There are three basic methods available for employers to obtain the required workers’ compensation protection: state insurance funds, private insurance, and self-insurance through insurance pools. The latter option—which involves setting aside funds in anticipation of workers’ compensation claims, rather than purchasing insurance—is seen as a cost-saving method for safety-oriented firms. In the states that permit it, many large employers now self-insure, and many small businesses form groups to insure themselves and decrease the risks.

Group self-insurance plans are worth consideration for small businesses with better-than-average workplace safety records.

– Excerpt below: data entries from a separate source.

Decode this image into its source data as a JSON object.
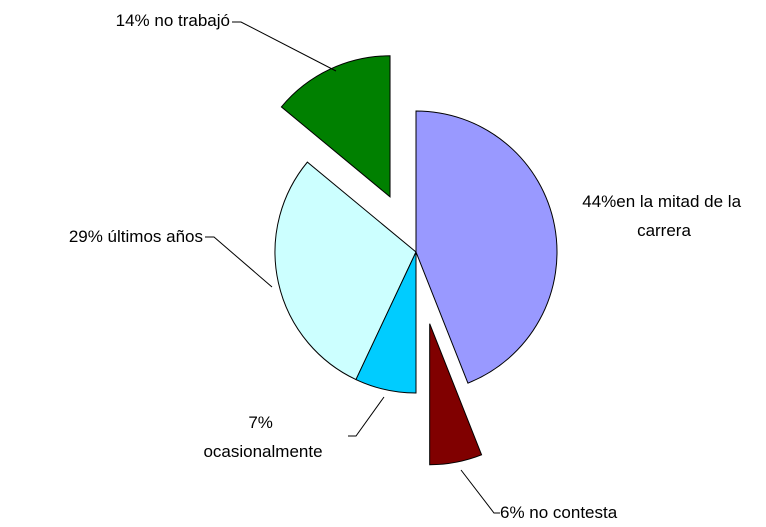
{
  "chart_data": {
    "type": "pie",
    "values": [
      44,
      6,
      7,
      29,
      14
    ],
    "value_labels": [
      "44%en la mitad de la carrera",
      "6% no contesta",
      "7% ocasionalmente",
      "29% últimos años",
      "14% no trabajó"
    ],
    "colors": [
      "#9999ff",
      "#800000",
      "#00ccff",
      "#ccffff",
      "#008000"
    ]
  }
}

Such plans work best when the companies involved are in the same or similar industries, so that their level of risk is roughly equivalent. The companies can then join together to purchase stop-loss coverage to protect themselves against claims over a certain amount.

Though self-insurance can be less expensive than private workers’ compensation policies, small businesses should make sure that they have the financial resources to withstand potential losses.

Managing Workers’ Comp Claims And Costs

Small businesses can explore a variety of other measures to reduce their workers’ compensation premiums as well.

These include: First and foremost, make the workplace as safe as possible. Companies can reduce premiums by minimizing the number of claims made by their workforce. This requires the implementation of safety programs in such areas as materials handling and ergonomics.

Select the right insurer. Business owners seeking workers’ comp insurance policies should seek out insurers with proactive claims adjusting policies. In addition, Occupational Hazards contributor Shawn Adams counsels companies to give preference to insurers who assign specific adjusters for accounts. “[When] claims are…

handled on a file basis… your account is handled by whatever adjuster happens to be assigned the file for your claim. An assigned adjuster is one who can take responsibility for your account, as opposed to having different adjusters handle different claims against your policy but not coordinating the claims in a comprehensive manner.”

Pay attention to your own claims trends. Businesses should take steps to monitor all aspects of their work safety record and insurance coverage, and ensure that all subcontractors carry workers’ comp coverage.